I've dipped in and out of Him & Her over the years. Flat-based slackers Becky and Steve have been constantly loveable, but I've been regularly put off by Becky's monstrous sister Laura (Kerry Howard, Russell Howard's real-life sister, fact fans). Laura is simply so odious I've never understood how Becky could zip her lip and put up with her. Laura is selfish, malicious, attention-seeking, mean, vindictive, nasty and right wing. Everything Becky isn't.

They say your sitcom characters have to be likeable but Laura bucked this thesis in spades. In the current series, however, she went so far I kind of liked it. She turned on everyone from her family to the photographer ("Take the photo or I will cry") and the registrar (if I'd been the registrar I think I'd have probably walked out or punched Laura or both). When she discovered that Becky was pregnant, having concluded that she had conceived just to steal her thunder on the big day she threatened to tell Steve, presumably hoping that Steve would dump Becky.

In fact if anyone was going to be dumped it looked like it would be Laura, as Graham tried to persuade Paul to ditch her at the alter and go off with him. The story was perfectly pitched between high drama and low comedy – much of the humour provided by hapless, awkward chum Dan (Joe Wilkinson) who in one glorious silent scene randomly turned the electricity off. Dan is a late-entry low-key star of TV sitcomland this year. I felt for him when everybody else went off smiling in a big conga line and he lacked the basic social skills to join in.

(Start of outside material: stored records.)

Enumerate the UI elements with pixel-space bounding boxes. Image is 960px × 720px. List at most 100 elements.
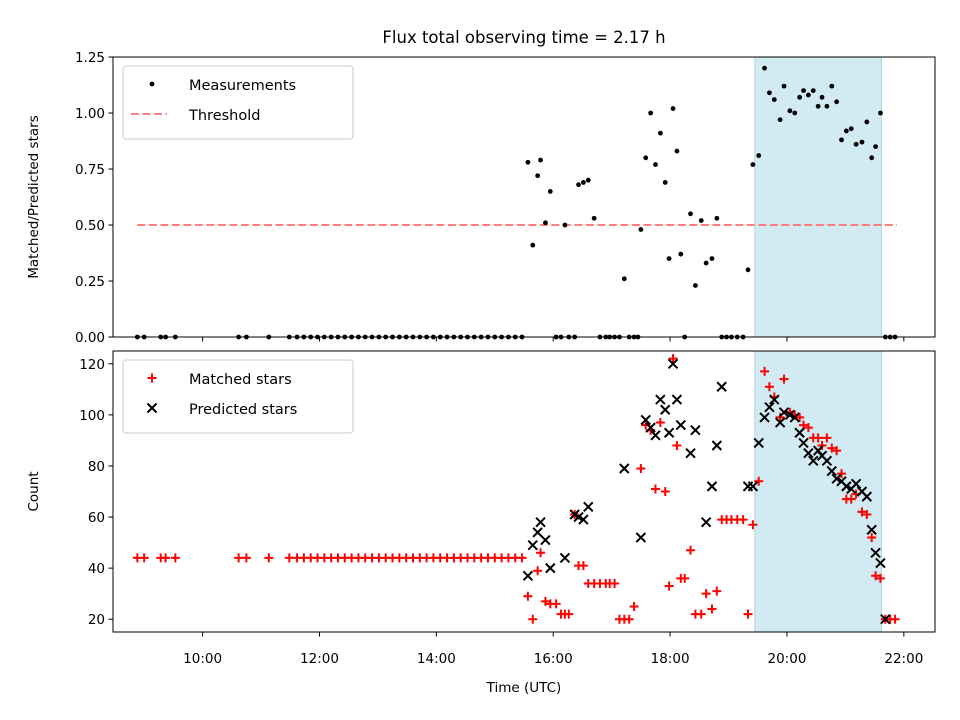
data-point [629,601,639,611]
data-point [578,514,589,525]
legend-swatch [149,81,155,87]
data-point [797,94,803,100]
data-point [536,548,546,558]
x-tick-label: 16:00 [534,651,573,667]
data-point [525,159,531,165]
data-point [789,412,800,423]
legend-box [122,65,354,140]
data-point [660,487,670,496]
plot-frame [112,350,936,633]
data-point [853,141,859,147]
data-point [660,404,671,415]
data-point [861,491,873,502]
data-point [875,557,886,569]
data-point [522,570,534,582]
data-point [819,94,825,100]
data-point [781,83,787,89]
data-point [803,447,814,459]
data-point [798,437,809,449]
legend: Matched stars Predicted stars [122,359,354,434]
data-point [837,469,847,479]
data-point [527,539,538,551]
data-point [870,547,881,559]
data-point [841,481,852,492]
data-point [815,103,821,109]
y-tick-label: 100 [79,408,105,424]
y-tick-label: 1.00 [75,106,105,122]
data-point [640,414,651,426]
y-tick-label: 40 [88,561,105,577]
data-point [810,88,816,93]
data-point [826,465,837,477]
data-point [559,552,571,564]
x-tick-label: 14:00 [417,651,456,667]
x-axis-label: Time (UTC) [486,680,562,696]
data-point [777,117,783,123]
data-point [635,532,647,543]
data-point [538,157,543,163]
data-point [678,251,684,257]
data-point [859,139,865,145]
x-tick-label: 18:00 [651,651,690,667]
data-point [636,464,646,474]
data-point [685,447,696,459]
data-point [686,545,696,555]
data-point [834,99,840,105]
data-point [650,484,660,494]
data-point [698,218,704,223]
data-point [545,562,556,574]
data-point [657,130,663,136]
data-point [714,215,720,221]
data-point [161,553,171,563]
data-point [794,427,805,438]
data-point [767,90,772,96]
data-point [573,511,584,523]
legend: Measurements Threshold [122,65,354,140]
data-point [880,614,891,625]
data-point [696,609,706,619]
data-point [517,553,527,563]
data-point [857,507,867,517]
data-point [264,553,274,563]
bottom-panel: 20 40 60 80 100 120 Count Matched stars Predicte… [26,350,936,637]
legend-swatch [146,402,158,414]
data-point [784,409,796,421]
data-point [711,440,723,451]
y-tick-label: 0.75 [75,162,105,178]
legend-label: Matched stars [189,372,292,388]
data-point [585,177,591,183]
data-point [862,509,872,519]
data-point [848,126,854,132]
data-point [241,553,251,563]
data-point [742,481,754,492]
data-point [774,417,786,428]
x-tick-label: 20:00 [768,651,807,667]
data-point [747,481,759,492]
data-point [824,103,830,109]
data-point [701,589,711,599]
data-point [668,354,678,364]
data-point [621,276,627,282]
data-point [535,173,541,179]
data-point [787,108,793,114]
data-point [624,614,634,624]
data-point [688,211,693,217]
highlight-band [754,56,882,338]
data-point [775,412,785,422]
chart-title: Flux total observing time = 2.17 h [382,28,665,47]
data-point [540,596,550,606]
data-point [753,437,764,449]
y-tick-label: 0.25 [75,274,105,290]
data-point [707,604,717,614]
data-point [650,430,661,441]
data-point [795,412,805,422]
data-point [583,501,594,513]
series-predicted-stars [522,358,891,625]
data-point [764,382,774,392]
data-point [530,242,536,248]
data-point [822,433,832,443]
data-point [533,566,543,576]
legend-box [122,359,354,434]
data-point [846,494,856,504]
data-point [805,92,811,98]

There are plenty of excruciating moments that you will have to watch between your fingers. Most involve evil princess Laura, but there are also Becky and Steve's speeches. It would have been easy to make Steve's speech brilliantly funny but instead writer Stefan Golaszewski went in the other direction and made it excruciatingly awful. This series doesn't always upend expectations, which makes the moments when it does all the more effective.

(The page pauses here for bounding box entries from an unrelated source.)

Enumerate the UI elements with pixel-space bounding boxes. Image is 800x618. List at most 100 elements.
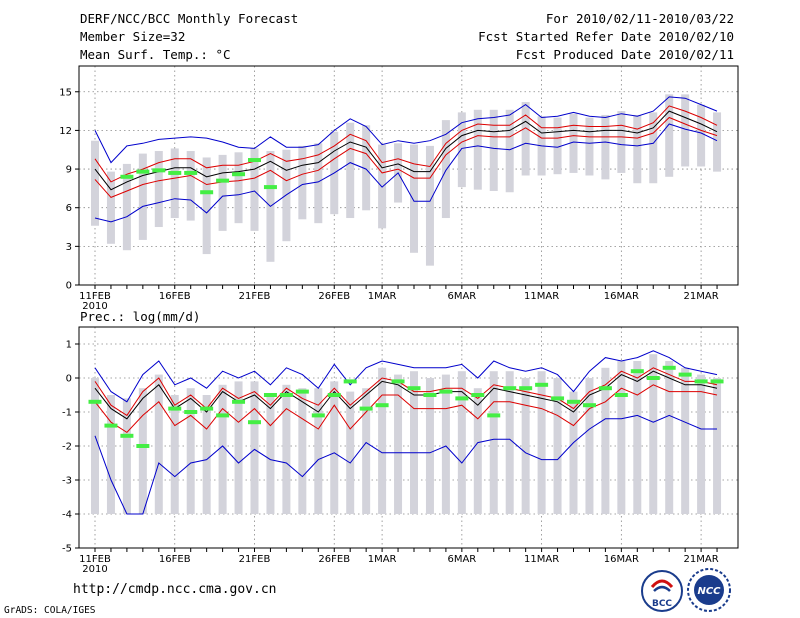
temp-observed-marker (168, 170, 182, 175)
prec-range-bar (186, 388, 195, 514)
temp-xtick-label: 11MAR (524, 291, 559, 302)
prec-observed-marker (343, 379, 357, 384)
temp-range-bar (250, 148, 259, 231)
prec-range-bar (362, 388, 371, 514)
temp-year-label: 2010 (82, 301, 107, 312)
prec-observed-marker (216, 413, 230, 418)
prec-xtick-label: 21FEB (239, 554, 271, 565)
prec-range-bar (330, 381, 339, 514)
temp-observed-marker (200, 190, 214, 195)
temp-range-bar (441, 120, 450, 219)
prec-plot-frame (78, 326, 739, 549)
prec-observed-marker (359, 406, 373, 411)
prec-mean-line (94, 370, 718, 420)
prec-range-bar (298, 388, 307, 514)
prec-range-bar (91, 378, 99, 514)
prec-xtick-label: 26FEB (318, 554, 350, 565)
temp-range-bar (601, 114, 610, 180)
temp-observed-marker (184, 170, 198, 175)
ncc-logo-text: NCC (697, 586, 721, 597)
prec-observed-marker (551, 396, 565, 401)
prec-observed-marker (168, 406, 182, 411)
prec-min-line (94, 414, 717, 515)
prec-observed-marker (614, 393, 628, 397)
temp-range-bar (681, 94, 690, 167)
prec-range-bar (617, 361, 626, 514)
prec-range-bar (441, 374, 450, 514)
temp-range-bar (457, 112, 466, 188)
prec-xtick-label: 21MAR (684, 554, 719, 565)
temp-range-bar (569, 113, 578, 173)
prec-ytick-label: -3 (62, 476, 72, 487)
temp-xtick-label: 6MAR (447, 291, 476, 302)
temp-ytick-label: 9 (66, 165, 72, 176)
prec-range-bar (649, 354, 658, 514)
prec-range-bar (154, 374, 163, 514)
prec-observed-marker (248, 420, 261, 425)
prec-range-bar (170, 395, 179, 514)
prec-observed-marker (471, 393, 485, 397)
prec-observed-marker (567, 399, 580, 404)
prec-range-bar (521, 378, 530, 514)
temp-range-bar (346, 122, 355, 219)
prec-lower-line (94, 384, 718, 434)
prec-ytick-label: -1 (62, 408, 72, 419)
temp-observed-marker (152, 168, 166, 173)
temp-range-bar (410, 144, 418, 253)
prec-observed-marker (455, 396, 469, 401)
prec-ytick-label: -2 (62, 442, 72, 453)
prec-range-bar (266, 395, 275, 514)
prec-range-bar (713, 378, 722, 514)
prec-observed-marker (375, 403, 389, 408)
temp-ytick-label: 0 (66, 281, 72, 292)
temp-observed-marker (232, 172, 246, 177)
prec-xtick-label: 1MAR (368, 554, 397, 565)
prec-observed-marker (630, 369, 644, 374)
prec-observed-marker (391, 379, 405, 384)
temp-range-bar (298, 145, 307, 220)
source-url[interactable]: http://cmdp.ncc.cma.gov.cn (73, 582, 277, 597)
temp-observed-marker (120, 174, 134, 179)
prec-observed-marker (646, 376, 660, 380)
prec-xtick-label: 11FEB (79, 554, 111, 565)
prec-range-bar (473, 388, 482, 514)
temp-range-bar (170, 148, 179, 219)
prec-observed-marker (407, 386, 421, 391)
prec-range-bar (601, 367, 610, 514)
prec-observed-marker (535, 382, 549, 387)
prec-observed-marker (598, 386, 612, 391)
prec-observed-marker (487, 413, 501, 418)
prec-range-bar (378, 367, 387, 514)
prec-observed-marker (694, 379, 708, 384)
refer-date: Fcst Started Refer Date 2010/02/10 (478, 29, 734, 44)
temp-range-bar (649, 112, 658, 184)
prec-range-bar (250, 381, 259, 514)
temp-ytick-label: 6 (66, 203, 72, 214)
temp-ytick-label: 3 (66, 242, 72, 253)
temp-range-bar (218, 154, 227, 231)
temp-range-bar (697, 104, 706, 167)
temp-min-line (94, 123, 718, 223)
temp-range-bar (362, 125, 371, 211)
prec-range-bar (314, 388, 323, 514)
prec-observed-marker (279, 393, 293, 397)
precipitation-panel: -5 -4 -3 -2 -1 0 1 11FEB 16FEB 21FEB 26FEB 1MAR 6MAR… (62, 326, 739, 575)
prec-range-bar (138, 388, 147, 514)
temperature-panel: 0 3 6 9 12 15 11FEB 16FEB 21FEB 26FEB 1MAR 6MAR 11MA… (59, 65, 739, 312)
temp-range-bar (665, 94, 674, 177)
temp-range-bar (489, 109, 498, 191)
temp-observed-marker (263, 185, 277, 190)
temp-range-bar (553, 117, 562, 175)
temp-mean-line (94, 110, 718, 191)
temp-ytick-label: 15 (59, 87, 72, 98)
temp-range-bar (202, 157, 211, 255)
temp-plot-frame (78, 65, 739, 286)
prec-range-bar (218, 384, 227, 514)
prec-observed-marker (232, 399, 246, 404)
prec-range-bar (234, 381, 243, 514)
temp-range-bar (91, 140, 99, 226)
prec-ytick-label: -5 (62, 544, 72, 555)
prec-year-label: 2010 (82, 564, 107, 575)
prec-range-bar (202, 395, 211, 514)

If you haven't watched Him & Her yet I won't go into further details of the plot. Catch it on iPlayer and download it now. The performances are terrific and the writing is superb – Golaszewski has written plays and was previously in the sketch group Cowards with Tim Key, Tom Basden and Lloyd Woolf. His track record is good, but he has excelled himself here.

It all, of course, comes to a compellingly painful head at the end, but the biggest shock of all is that this is the final series. It's hard to believe it won't be back. I will miss Becky and Steve. But on the other hand I'm delighted I'll never have to spend time with Laura again.